これが私の始まりなんです。せっかくだから、今から始めることをどう続けていくのかを考えていきたい。当たり前のように時間が続いていく、恵まれた長寿の時代だからこそ、リセットするよりも「続いていくもの、続けていくもの」として考えたほうが、今日を楽しめるようになると思うのです。

「エクスプローラー」のススメ

『ライフ・シフト』には、卒業後すぐ就職せずに、自分探しの旅をしながらおカネを稼ぐという「エクスプローラー」の生き方を選ぶジェーンという女性が登場しますが、まさに私もそうでした。

起業するまでの期間は「何をすればおカネをもらえるんだろう?」とひたすら模索し、とにかく名刺を持って「自分ができることをやってみたい!」と営業して回る日々。チャンスがあればプレゼン資料を作って持ち込みました。お店の倉庫に売れ残っていた商品をアウトレット販売するプランを考えたり、鶏肉屋さんとコラボして、コラーゲンから化粧品を作る企画を立ち上げたり。
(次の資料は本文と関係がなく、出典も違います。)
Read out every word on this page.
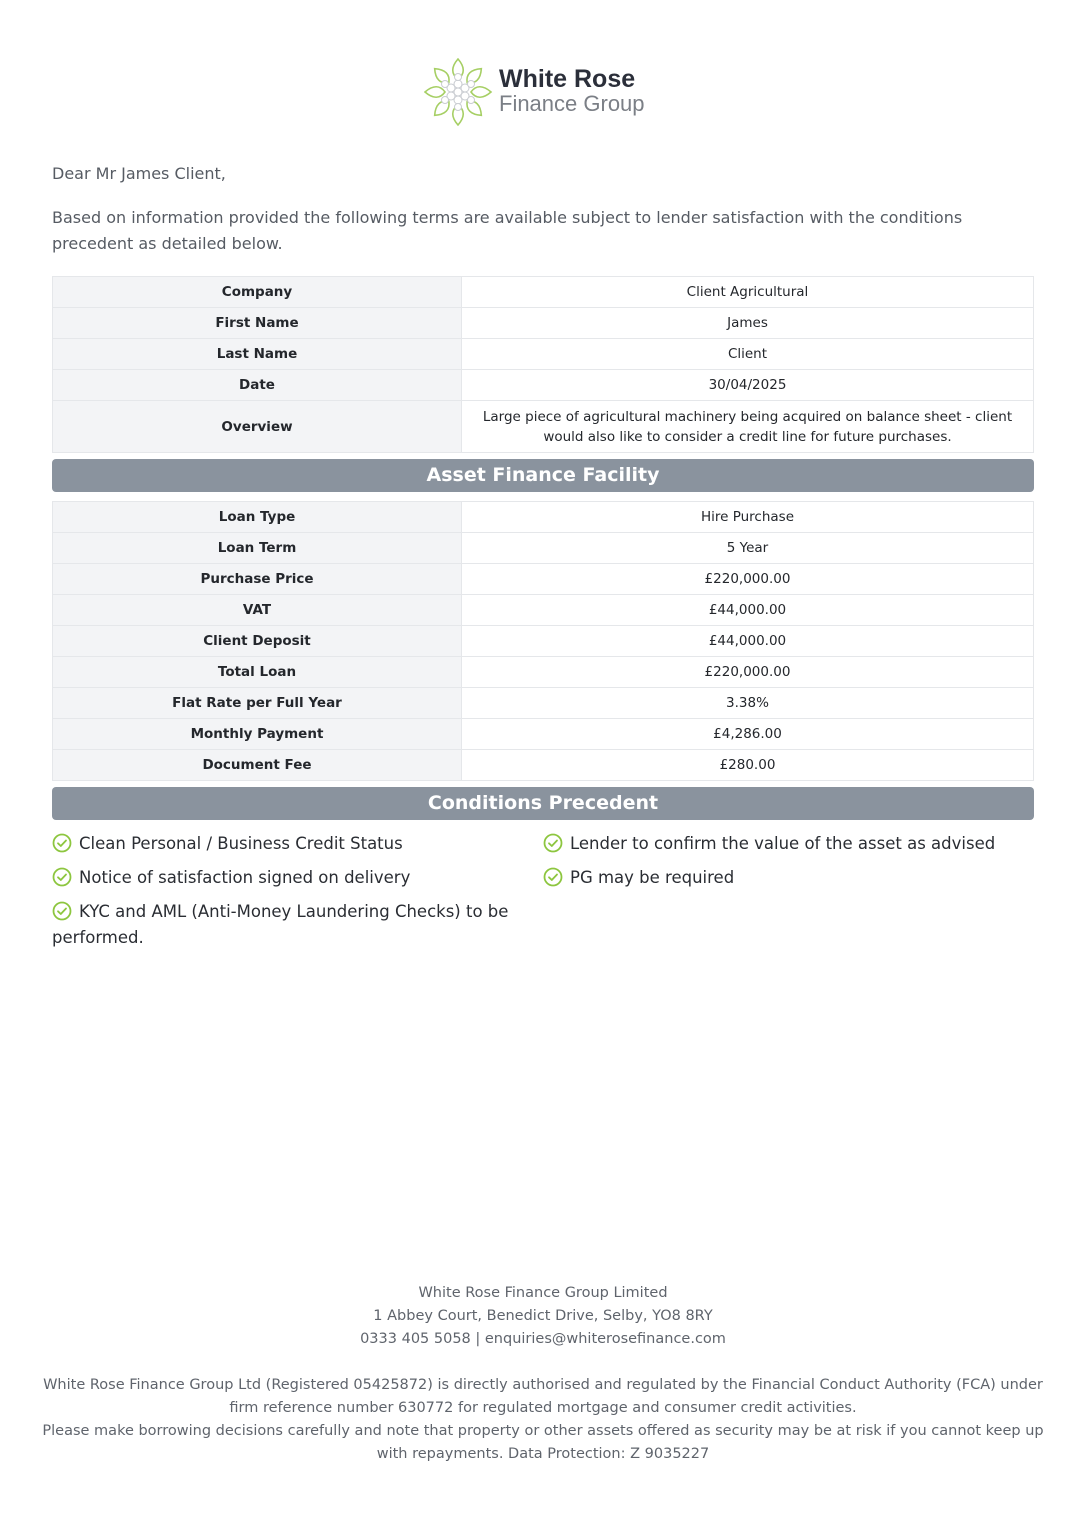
White Rose
Finance Group
Dear Mr James Client,
Based on information provided the following terms are available subject to lender satisfaction with the conditions precedent as detailed below.
Company	Client Agricultural
First Name	James
Last Name	Client
Date	30/04/2025
Overview	Large piece of agricultural machinery being acquired on balance sheet - client would also like to consider a credit line for future purchases.
Asset Finance Facility
Loan Type	Hire Purchase
Loan Term	5 Year
Purchase Price	£220,000.00
VAT	£44,000.00
Client Deposit	£44,000.00
Total Loan	£220,000.00
Flat Rate per Full Year	3.38%
Monthly Payment	£4,286.00
Document Fee	£280.00
Conditions Precedent
Clean Personal / Business Credit Status	Lender to confirm the value of the asset as advised
Notice of satisfaction signed on delivery	PG may be required
KYC and AML (Anti-Money Laundering Checks) to be performed.
White Rose Finance Group Limited
1 Abbey Court, Benedict Drive, Selby, YO8 8RY
0333 405 5058 | enquiries@whiterosefinance.com
White Rose Finance Group Ltd (Registered 05425872) is directly authorised and regulated by the Financial Conduct Authority (FCA) under firm reference number 630772 for regulated mortgage and consumer credit activities.
Please make borrowing decisions carefully and note that property or other assets offered as security may be at risk if you cannot keep up with repayments. Data Protection: Z 9035227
収入的にはまったく割に合いませんでしたが、何もなかったところに価値を作っておカネをもらうというのは、就職しなかった自分にとっては社会人としての貴重な第一歩でしたし、この体験によって、人がどういうことに価値を感じておカネを払うのかというポイントもわかるようになりました。また、自分は20代・30代の女性に強いという傾向も見えてきて、女性向けシェアハウスなどのプロデュースを引き受けるようにもなり、法人起業に至ったのです。

しかしあるとき、自分の仕事の限界を感じました。今は自由にやれているけど、このままでは私が出産するときや何かあったとき、せっかくやってきたことが全部止まるな、リセットされてしまうなと。その頃は、まだ自分の勘だけに頼っていて、仕事の再現性がなかった。

そこで、スタッフと共有するために打ち立てたコンセプトが、それまでの活動で見いだしていたユーザーを動かす方程式――「次の週末」にどこに行きたくなり、何を欲しくなり、何を食べたくなるのかを提案する「NEXTWEEKEND」の考え方なのです。これをブランドにしよう、と。そこからウェブサイトや動画、雑誌、『週末野心手帳』などが生まれていきました。

私は、女性こそ起業に向いていると思っているんです。女性はやっぱり、結婚、出産とライフステージごとに大変なハードルがあって出遅れますし、夫の仕事に合わせるのは妻の役目とされる風潮もあります。でも私自身、夫の転勤に合わせながら、自分で環境を作って仕事をしてきましたし、女性がこういったライフステージの変化に沿った働き方を自分で考えられるようになって、それを男性が理解できるようになってこそ、男女が対等になるのではとも感じています。